For instance, grasshopper mice can shrug off the paralyzing effects of bark scorpions, upon which they feast. Same goes for the fan-fingered geckoes of the Middle East and the yellow scorpions they hunt. And Texas horned lizards are 1300 times more resistant to harvester ants than mice, a general indicator of toxicity.
Why would venom resistance evolve in predators more often than prey? Well, think of it this way: if you’re a predator, the number of dishes you can partake in at the buffet gets a lot larger if you can eat the spicy dishes everyone else is afraid of. You just have to figure out a way to neutralize the venomous animal’s hot sauce.
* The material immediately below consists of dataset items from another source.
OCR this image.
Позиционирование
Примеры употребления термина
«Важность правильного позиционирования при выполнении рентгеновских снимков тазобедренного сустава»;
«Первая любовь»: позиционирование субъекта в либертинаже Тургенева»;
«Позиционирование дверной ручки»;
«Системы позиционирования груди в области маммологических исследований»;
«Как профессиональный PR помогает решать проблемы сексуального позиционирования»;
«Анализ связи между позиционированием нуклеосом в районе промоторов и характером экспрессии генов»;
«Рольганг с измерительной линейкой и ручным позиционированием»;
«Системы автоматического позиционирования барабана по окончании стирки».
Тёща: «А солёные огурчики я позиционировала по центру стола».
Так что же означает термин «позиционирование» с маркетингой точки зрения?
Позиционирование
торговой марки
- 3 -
Not only might this mean the difference between satiation and starvation, but it could be the difference between reproducing once versus four times over the course of the animal’s life.
“Those are big fitness consequences,” says Danielle Drabeck, an evolutionary biologist at the University of Minnesota and lead author of a Toxicon paper in 2015 that investigated the origins of honey badger immunity.
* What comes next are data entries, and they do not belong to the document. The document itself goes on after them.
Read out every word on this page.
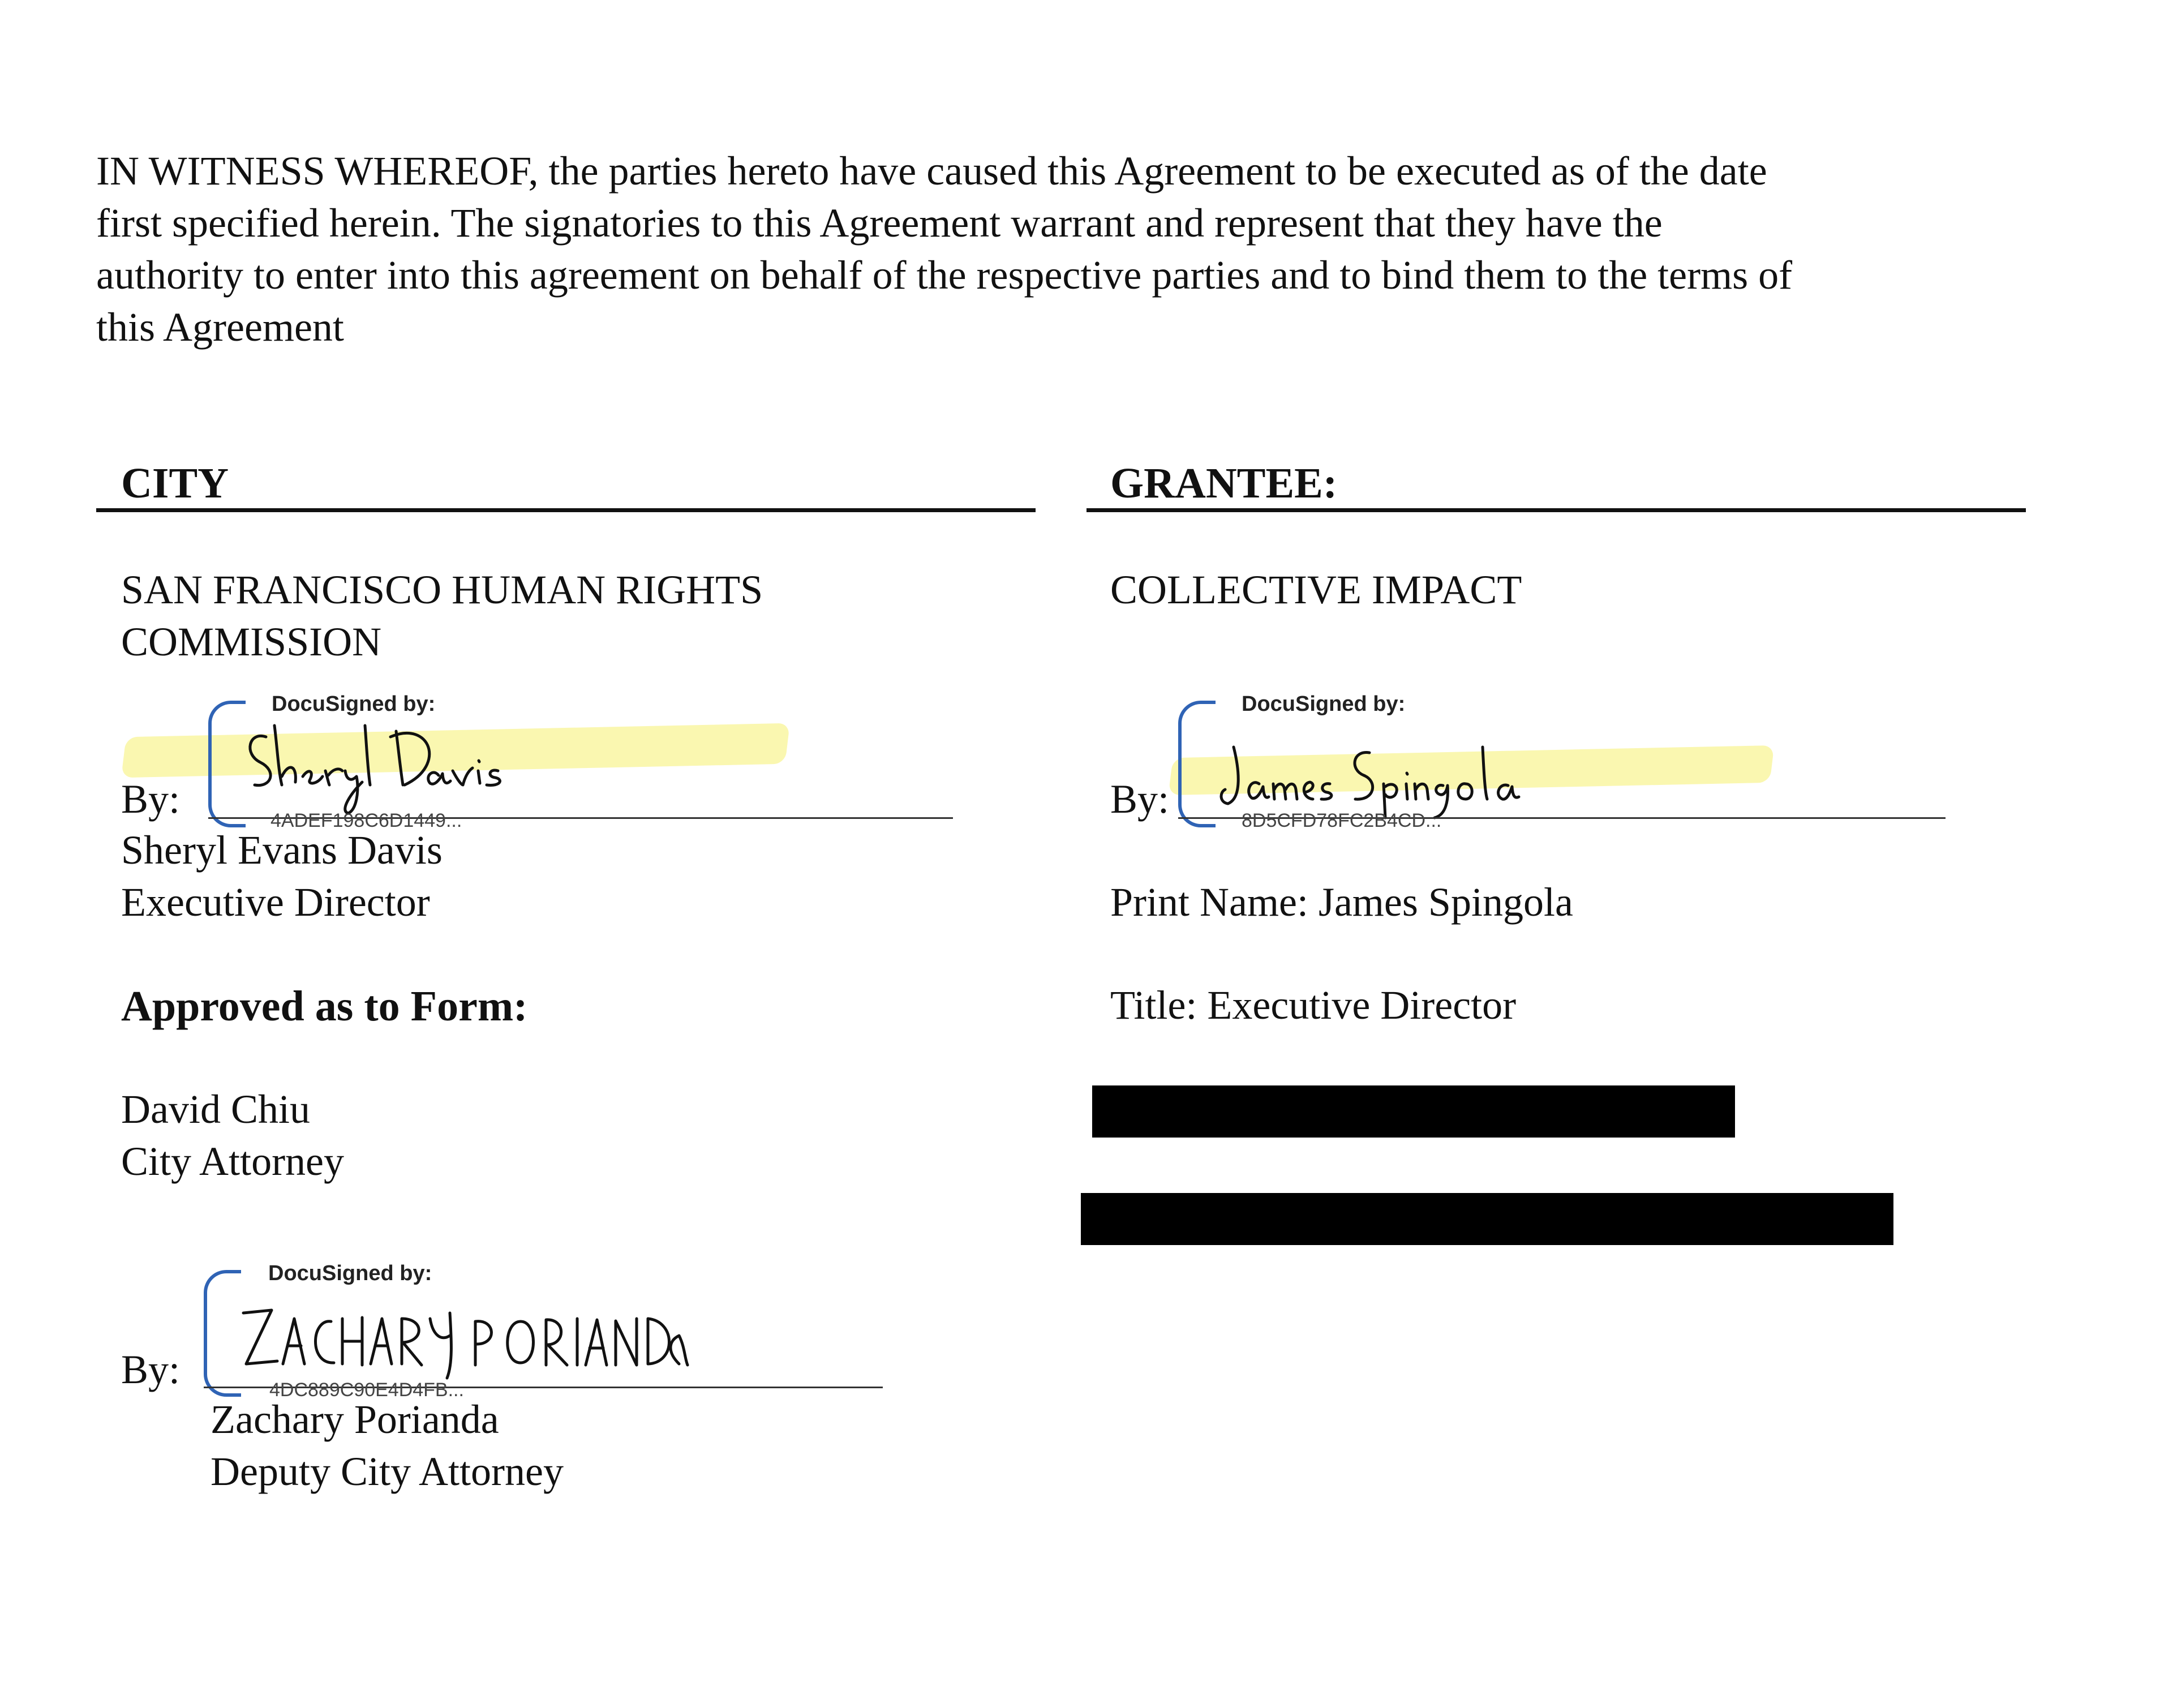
IN WITNESS WHEREOF, the parties hereto have caused this Agreement to be executed as of the date
first specified herein. The signatories to this Agreement warrant and represent that they have the
authority to enter into this agreement on behalf of the respective parties and to bind them to the terms of
this Agreement
CITY
SAN FRANCISCO HUMAN RIGHTS
COMMISSION
DocuSigned by:
By:	4ADEF198C6D1449...
Sheryl Evans Davis
Executive Director
Approved as to Form:
David Chiu
City Attorney
DocuSigned by:
By:	4DC889C90E4D4FB...
Zachary Porianda
Deputy City Attorney
GRANTEE:
COLLECTIVE IMPACT
DocuSigned by:
By:	8D5CFD78FC2B4CD...
Print Name: James Spingola
Title: Executive Director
Plus, when you get right down to it, venomous creatures are pretty wimpy. “Snakes are limbless, small-boned, little bags of meat,” says Drabeck. “Even venomous snakes only have one pointy-end.” The same goes for cone snails, wasps, jellyfish, ants—take away their magical weapons and they’re almost pitiful. (OK, scorpions could still pinch, but that makes them about as formidable as a hermit crab.)
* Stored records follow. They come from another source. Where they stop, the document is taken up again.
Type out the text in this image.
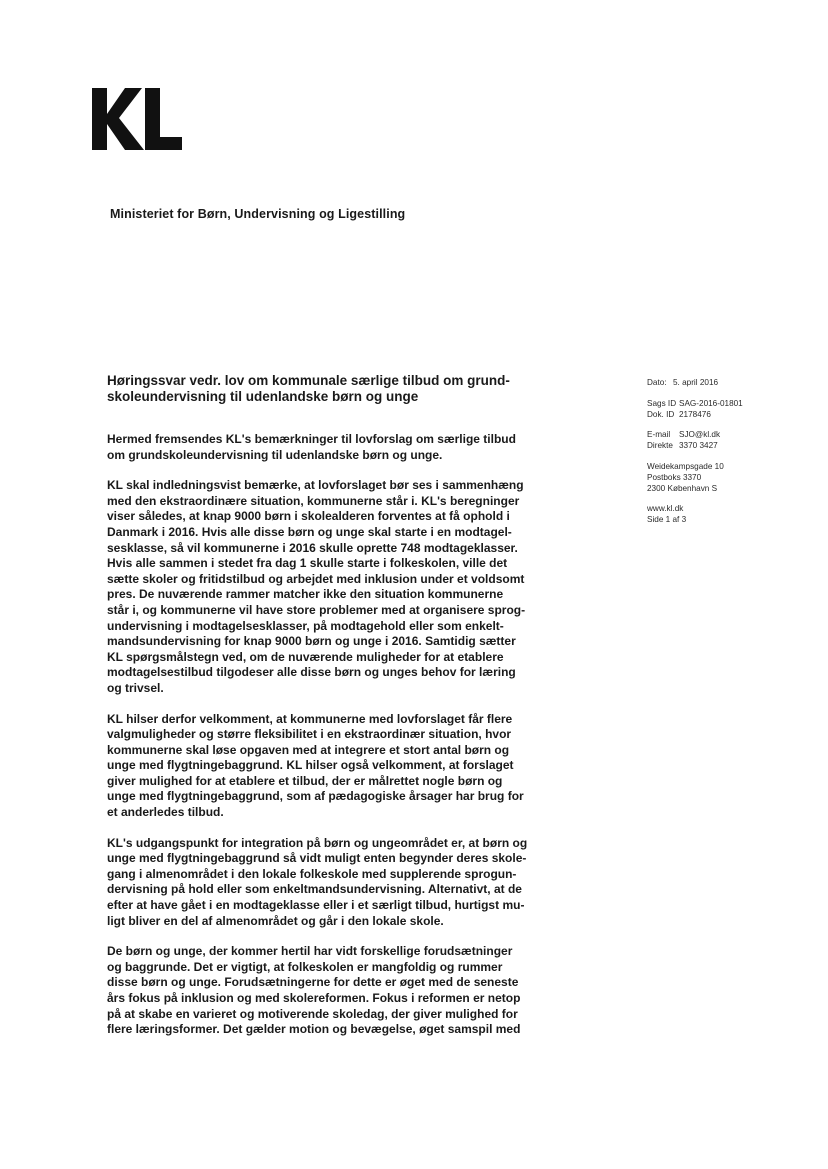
Ministeriet for Børn, Undervisning og Ligestilling
Høringssvar vedr. lov om kommunale særlige tilbud om grund-
skoleundervisning til udenlandske børn og unge
Hermed fremsendes KL's bemærkninger til lovforslag om særlige tilbud
om grundskoleundervisning til udenlandske børn og unge.
KL skal indledningsvist bemærke, at lovforslaget bør ses i sammenhæng
med den ekstraordinære situation, kommunerne står i. KL's beregninger
viser således, at knap 9000 børn i skolealderen forventes at få ophold i
Danmark i 2016. Hvis alle disse børn og unge skal starte i en modtagel-
sesklasse, så vil kommunerne i 2016 skulle oprette 748 modtageklasser.
Hvis alle sammen i stedet fra dag 1 skulle starte i folkeskolen, ville det
sætte skoler og fritidstilbud og arbejdet med inklusion under et voldsomt
pres. De nuværende rammer matcher ikke den situation kommunerne
står i, og kommunerne vil have store problemer med at organisere sprog-
undervisning i modtagelsesklasser, på modtagehold eller som enkelt-
mandsundervisning for knap 9000 børn og unge i 2016. Samtidig sætter
KL spørgsmålstegn ved, om de nuværende muligheder for at etablere
modtagelsestilbud tilgodeser alle disse børn og unges behov for læring
og trivsel.
KL hilser derfor velkomment, at kommunerne med lovforslaget får flere
valgmuligheder og større fleksibilitet i en ekstraordinær situation, hvor
kommunerne skal løse opgaven med at integrere et stort antal børn og
unge med flygtningebaggrund. KL hilser også velkomment, at forslaget
giver mulighed for at etablere et tilbud, der er målrettet nogle børn og
unge med flygtningebaggrund, som af pædagogiske årsager har brug for
et anderledes tilbud.
KL's udgangspunkt for integration på børn og ungeområdet er, at børn og
unge med flygtningebaggrund så vidt muligt enten begynder deres skole-
gang i almenområdet i den lokale folkeskole med supplerende sprogun-
dervisning på hold eller som enkeltmandsundervisning. Alternativt, at de
efter at have gået i en modtageklasse eller i et særligt tilbud, hurtigst mu-
ligt bliver en del af almenområdet og går i den lokale skole.
De børn og unge, der kommer hertil har vidt forskellige forudsætninger
og baggrunde. Det er vigtigt, at folkeskolen er mangfoldig og rummer
disse børn og unge. Forudsætningerne for dette er øget med de seneste
års fokus på inklusion og med skolereformen. Fokus i reformen er netop
på at skabe en varieret og motiverende skoledag, der giver mulighed for
flere læringsformer. Det gælder motion og bevægelse, øget samspil med
Dato: 5. april 2016
Sags ID SAG-2016-01801
Dok. ID 2178476
E-mail	SJO@kl.dk
Direkte 3370 3427
Weidekampsgade 10
Postboks 3370
2300 København S
www.kl.dk
Side 1 af 3
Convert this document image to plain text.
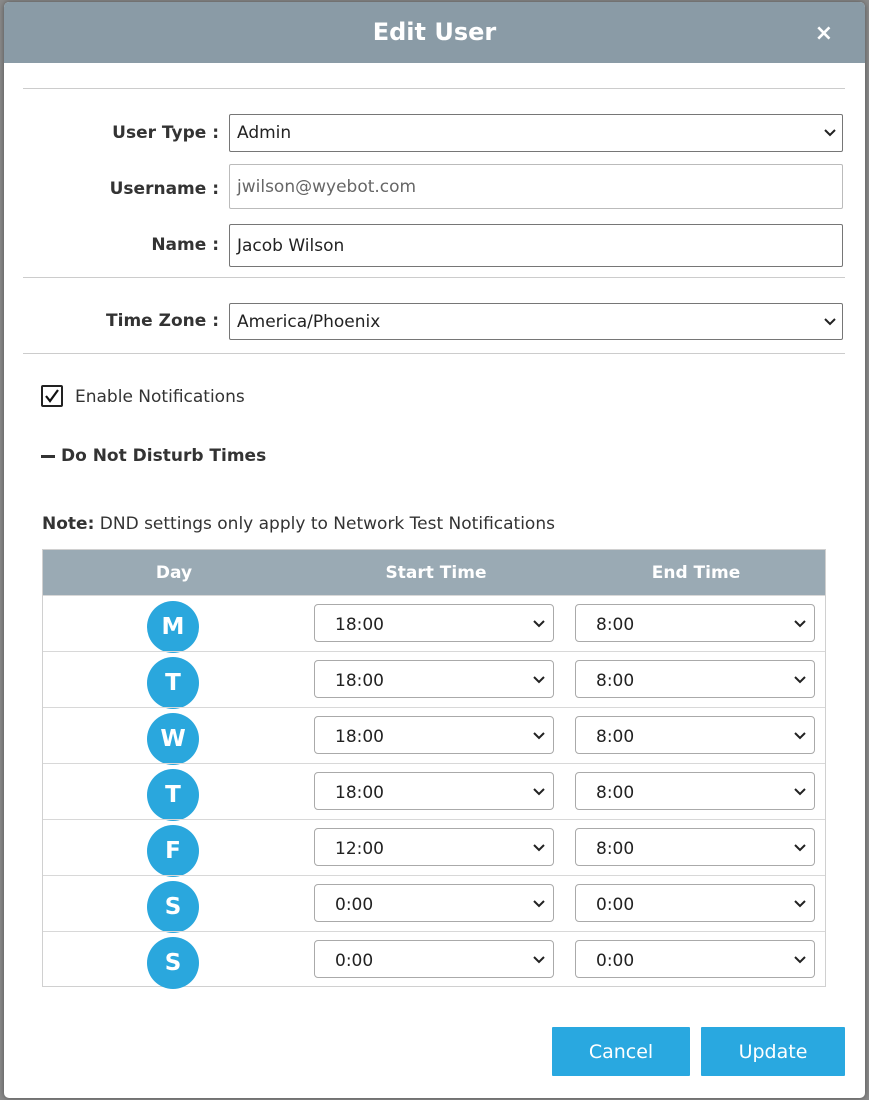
Edit User	×
User Type : Admin
Username : jwilson@wyebot.com
Name : Jacob Wilson
Time Zone : America/Phoenix
Enable Notifications
Do Not Disturb Times
Note: DND settings only apply to Network Test Notifications
Day	Start Time	End Time
M	18:00	8:00
T	18:00	8:00
W	18:00	8:00
T	18:00	8:00
F	12:00	8:00
S	0:00	0:00
S	0:00	0:00
Cancel	Update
Besides mammals and lizards, there are plenty of snakes that are immune to snake venom. In some cases, it may be that immunity prevents the serpents from inadvertently committing suicide when they miss a mouse and hit themselves instead. (You know what it’s like to bite your cheek while you’re eating? Now imagine you’re venomous.) But in other cases, immunity points towards ophiophagy, or snake-eating.
“Venomous snakes exist in ecosystems as both predators and prey,” says Drabeck, “and in truth we understand relatively little about how their role as prey has shaped their evolution.” In fact, it’s entirely possible that snake venom first evolved as a defense mechanism: “Are the predatory uses of venoms more of a bonus side effect than their most important evolutionary purpose?” asks Wilcox, who is also a biologist studying jellyfish venoms at the University of Hawaii’s Pacific Cnidaria Research Laboratory.
“These are the kinds of questions that keep venom scientists up at night.”
By the way, you don’t need to have a fancy molecular mechanism to defeat venomous creatures. Some creatures just evolved really, really thick skin. (The honey badger has both: molecular defenses against cobra venom's neurotoxins, and loose, thick skin to help it avoid getting struck in the first place.)
Just look at leatherback sea turtle, says Wilcox. These oceanic behemoths make a living slurping up super-venomous jellyfish, stinging tentacles and all, like it ain’t no thing. As far we know, leatherbacks are not immune to the jellyfish’s sting. It’s just that they never get stung. From their shells and scaly skin to an esophagus that looks like the business end of a Sarlacc, the turtles have evolved countermeasures that prevent jellyfish from delivering their microscopic venom harpoons.
Of course, all of the turtle’s defenses might be rendered moot if it ate a poisonous animal as opposed to a venomous one. But that’s a whole other story.